La semaine dernière, un formulaire de l'école publique de Woodall a fait réagir sur les réseaux sociaux, comme le rapporte NBC. Le document, qui doit être rempli par un parent ou le tuteur et notarié, sert à attester le sexe assigné à la naissance de l’enfant. 

«Ça n’a rien à voir avec le fait d’encourager les filles à devenir des athlètes», s'est notamment insurgée Erin Matson, directrice générale du groupe de défense des droits à l’avortement Reproaction. 

«C’est du totalitarisme. C’est l’agenda des nationalistes blancs» a ajouté celle qui a partagé une photo du formulaire. 

«Nous protégeons le sport féminin»

Après avoir signé le projet de loi en mars dernier, le gouverneur républicain avait affirmé que «les filles devraient concourir contre les filles. Les garçons devraient concourir contre les garçons». 

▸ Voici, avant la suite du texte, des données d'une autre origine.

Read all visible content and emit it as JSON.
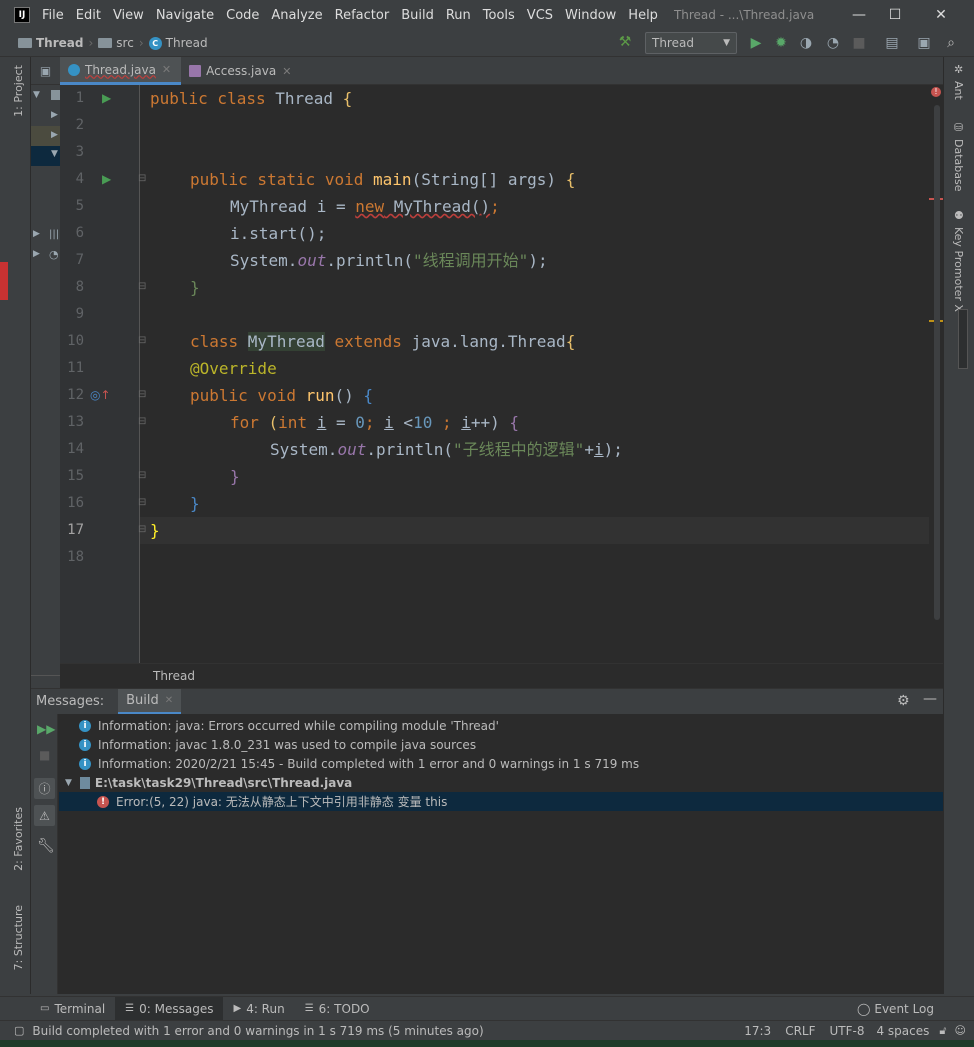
{
  "window": {
    "app_letter": "IJ",
    "title": "Thread - ...\\Thread.java",
    "controls": {
      "minimize": "—",
      "maximize": "☐",
      "close": "✕"
    }
  },
  "menu": [
    "File",
    "Edit",
    "View",
    "Navigate",
    "Code",
    "Analyze",
    "Refactor",
    "Build",
    "Run",
    "Tools",
    "VCS",
    "Window",
    "Help"
  ],
  "navbar": {
    "crumbs": [
      {
        "label": "Thread"
      },
      {
        "label": "src"
      },
      {
        "label": "Thread"
      }
    ],
    "run_config": "Thread"
  },
  "left_stripe": {
    "project": "1: Project",
    "favorites": "2: Favorites",
    "structure": "7: Structure"
  },
  "right_stripe": {
    "ant": "Ant",
    "database": "Database",
    "key_promoter": "Key Promoter X"
  },
  "tabs": [
    {
      "label": "Thread.java",
      "active": true
    },
    {
      "label": "Access.java",
      "active": false
    }
  ],
  "editor": {
    "line_numbers": [
      "1",
      "2",
      "3",
      "4",
      "5",
      "6",
      "7",
      "8",
      "9",
      "10",
      "11",
      "12",
      "13",
      "14",
      "15",
      "16",
      "17",
      "18"
    ],
    "current_line": "17",
    "breadcrumb": "Thread"
  },
  "code": {
    "l1_kw": "public class ",
    "l1_name": "Thread ",
    "l1_brace": "{",
    "l4_kw": "public static void ",
    "l4_fn": "main",
    "l4_rest": "(String[] args) ",
    "l4_brace": "{",
    "l5_a": "MyThread i = ",
    "l5_new": "new",
    "l5_b": " MyThread()",
    "l5_c": ";",
    "l6": "i.start();",
    "l7_a": "System.",
    "l7_out": "out",
    "l7_b": ".println(",
    "l7_str": "\"线程调用开始\"",
    "l7_c": ");",
    "l8": "}",
    "l10_kw": "class ",
    "l10_name": "MyThread",
    "l10_kw2": " extends ",
    "l10_rest": "java.lang.Thread",
    "l10_brace": "{",
    "l11": "@Override",
    "l12_kw": "public void ",
    "l12_fn": "run",
    "l12_rest": "() ",
    "l12_brace": "{",
    "l13_kw": "for ",
    "l13_a": "(",
    "l13_int": "int ",
    "l13_i": "i",
    "l13_b": " = ",
    "l13_0": "0",
    "l13_c": "; ",
    "l13_i2": "i",
    "l13_d": " <",
    "l13_10": "10",
    "l13_e": " ; ",
    "l13_i3": "i",
    "l13_f": "++) ",
    "l13_brace": "{",
    "l14_a": "System.",
    "l14_out": "out",
    "l14_b": ".println(",
    "l14_str": "\"子线程中的逻辑\"",
    "l14_c": "+",
    "l14_i": "i",
    "l14_d": ");",
    "l15": "}",
    "l16": "}",
    "l17": "}"
  },
  "messages": {
    "label": "Messages:",
    "tab": "Build",
    "rows": [
      {
        "type": "info",
        "text": "Information: java: Errors occurred while compiling module 'Thread'"
      },
      {
        "type": "info",
        "text": "Information: javac 1.8.0_231 was used to compile java sources"
      },
      {
        "type": "info",
        "text": "Information: 2020/2/21 15:45 - Build completed with 1 error and 0 warnings in 1 s 719 ms"
      },
      {
        "type": "file",
        "text": "E:\\task\\task29\\Thread\\src\\Thread.java"
      },
      {
        "type": "error",
        "text": "Error:(5, 22)  java: 无法从静态上下文中引用非静态 变量 this"
      }
    ]
  },
  "bottom_tabs": [
    {
      "label": "Terminal"
    },
    {
      "label": "0: Messages",
      "active": true
    },
    {
      "label": "4: Run"
    },
    {
      "label": "6: TODO"
    }
  ],
  "event_log": "Event Log",
  "status": {
    "message": "Build completed with 1 error and 0 warnings in 1 s 719 ms (5 minutes ago)",
    "position": "17:3",
    "line_sep": "CRLF",
    "encoding": "UTF-8",
    "indent": "4 spaces"
  },
  "colors": {
    "keyword": "#cc7832",
    "string": "#6a8759",
    "number": "#6897bb",
    "annotation": "#bbb529",
    "function": "#ffc66d",
    "field": "#9876aa",
    "accent": "#4a88c7",
    "error": "#c75450"
  }
}
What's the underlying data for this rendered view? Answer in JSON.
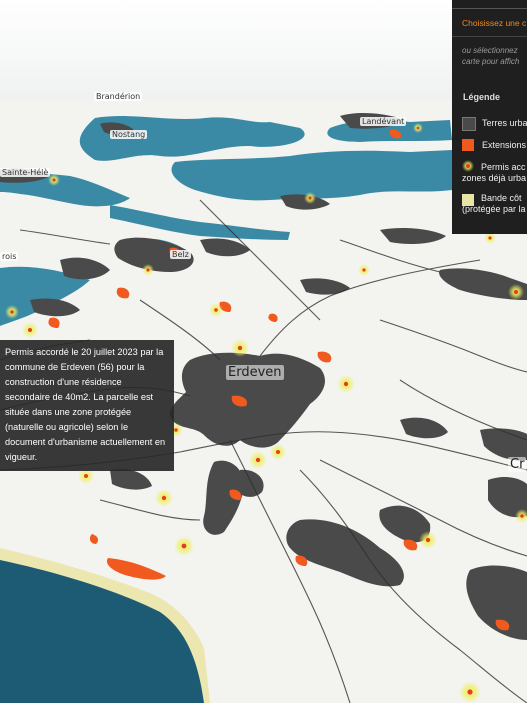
{
  "panel": {
    "choose_label": "Choisissez une c",
    "hint_line1": "ou sélectionnez",
    "hint_line2": "carte pour affich",
    "legend_title": "Légende",
    "legend": [
      {
        "label": "Terres urba",
        "color": "#4a4a4a",
        "icon": "square-swatch"
      },
      {
        "label": "Extensions",
        "color": "#f05a1e",
        "icon": "square-swatch"
      },
      {
        "label_line1": "Permis acc",
        "label_line2": "zones déjà urba",
        "color": "#e4e854",
        "icon": "glow-dot"
      },
      {
        "label_line1": "Bande côt",
        "label_line2": "(protégée par la",
        "color": "#e8e4a8",
        "icon": "square-swatch"
      }
    ]
  },
  "places": {
    "branderion": "Brandérion",
    "nostang": "Nostang",
    "landevant": "Landévant",
    "sainte_helene": "Sainte-Hélè",
    "plouhinec": "rois",
    "belz": "Belz",
    "erdeven": "Erdeven",
    "crach": "Cr"
  },
  "tooltip": {
    "text": "Permis accordé le 20 juillet 2023 par la commune de Erdeven (56) pour la construction d'une résidence secondaire de 40m2. La parcelle est située dans une zone protégée (naturelle ou agricole) selon le document d'urbanisme actuellement en vigueur."
  },
  "colors": {
    "sea": "#1d5a73",
    "estuary": "#3a8aa6",
    "land": "#f2f2ef",
    "urban": "#4a4a4a",
    "extension": "#f05a1e",
    "coastal_band": "#ece6b0",
    "permit_dot": "#e4e854"
  }
}
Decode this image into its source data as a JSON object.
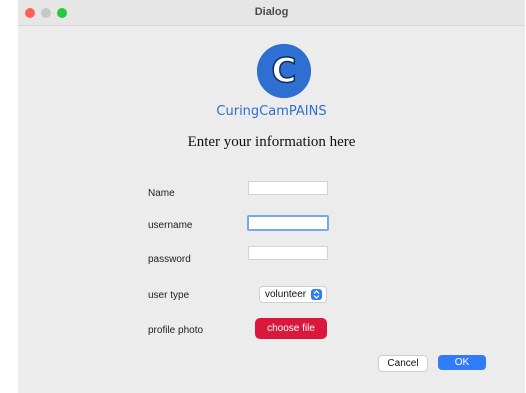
{
  "window": {
    "title": "Dialog"
  },
  "logo": {
    "letter": "C",
    "text": "CuringCamPAINS"
  },
  "heading": "Enter your information here",
  "form": {
    "name_label": "Name",
    "username_label": "username",
    "password_label": "password",
    "user_type_label": "user type",
    "user_type_value": "volunteer",
    "profile_photo_label": "profile photo",
    "choose_file_label": "choose file"
  },
  "buttons": {
    "cancel": "Cancel",
    "ok": "OK"
  },
  "colors": {
    "accent": "#2f7cf6",
    "file_button": "#d9183b",
    "logo": "#2e6fd1"
  }
}
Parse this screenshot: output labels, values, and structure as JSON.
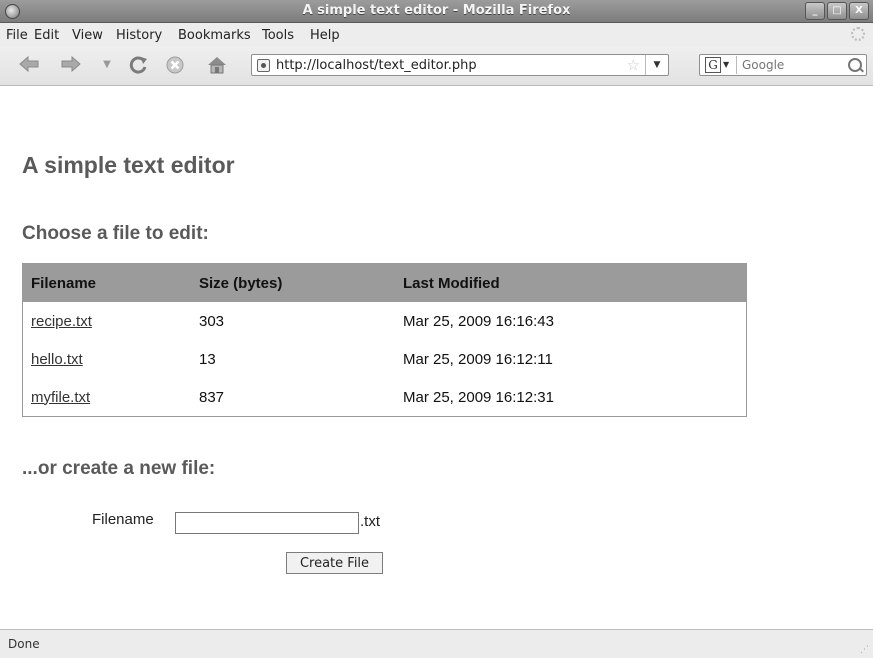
{
  "window": {
    "title": "A simple text editor - Mozilla Firefox",
    "buttons": {
      "minimize": "_",
      "maximize": "□",
      "close": "X"
    }
  },
  "menubar": {
    "items": [
      "File",
      "Edit",
      "View",
      "History",
      "Bookmarks",
      "Tools",
      "Help"
    ]
  },
  "navbar": {
    "url": "http://localhost/text_editor.php",
    "search_placeholder": "Google",
    "search_engine_letter": "G",
    "icons": [
      "back-icon",
      "forward-icon",
      "history-dropdown-icon",
      "reload-icon",
      "stop-icon",
      "home-icon"
    ]
  },
  "page": {
    "title": "A simple text editor",
    "choose_heading": "Choose a file to edit:",
    "table": {
      "headers": [
        "Filename",
        "Size (bytes)",
        "Last Modified"
      ],
      "rows": [
        {
          "filename": "recipe.txt",
          "size": "303",
          "modified": "Mar 25, 2009 16:16:43"
        },
        {
          "filename": "hello.txt",
          "size": "13",
          "modified": "Mar 25, 2009 16:12:11"
        },
        {
          "filename": "myfile.txt",
          "size": "837",
          "modified": "Mar 25, 2009 16:12:31"
        }
      ]
    },
    "create_heading": "...or create a new file:",
    "form": {
      "filename_label": "Filename",
      "filename_value": "",
      "extension": ".txt",
      "create_button": "Create File"
    }
  },
  "status": {
    "text": "Done"
  },
  "colors": {
    "titlebar": "#8a8a8a",
    "table_header": "#9b9b9b",
    "heading": "#5a5a5a"
  }
}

Le gouverneur de l'Oklahoma, Kevin Stitt

AFP

Le gouverneur de l'Oklahoma, Kevin Stitt

«Nous protégeons le sport féminin. Nous assurons des règles du jeu équitables pour les athlètes féminines qui travaillent fort pour s’entraîner, qui sont dévouées à leur équipe, qui rêvent d’être numéro un dans leur sport et qui méritent une compétition équitable. La réalité est que les hommes sont biologiquement différents des femmes.»

L’Oklahoma fait partie des 18 États américains à avoir instauré une telle loi, dont l’Iowa, l’Utah et le Dakota du Sud. L’Oklahoma est toutefois le seul État à demander un affidavit prouvant le sexe des élèves à la naissance.  

L’exemple de Lia Thomas

En mars dernier, la nageuse américaine Lia Thomas est devenue la première femme trans à mettre la main sur un titre universitaire.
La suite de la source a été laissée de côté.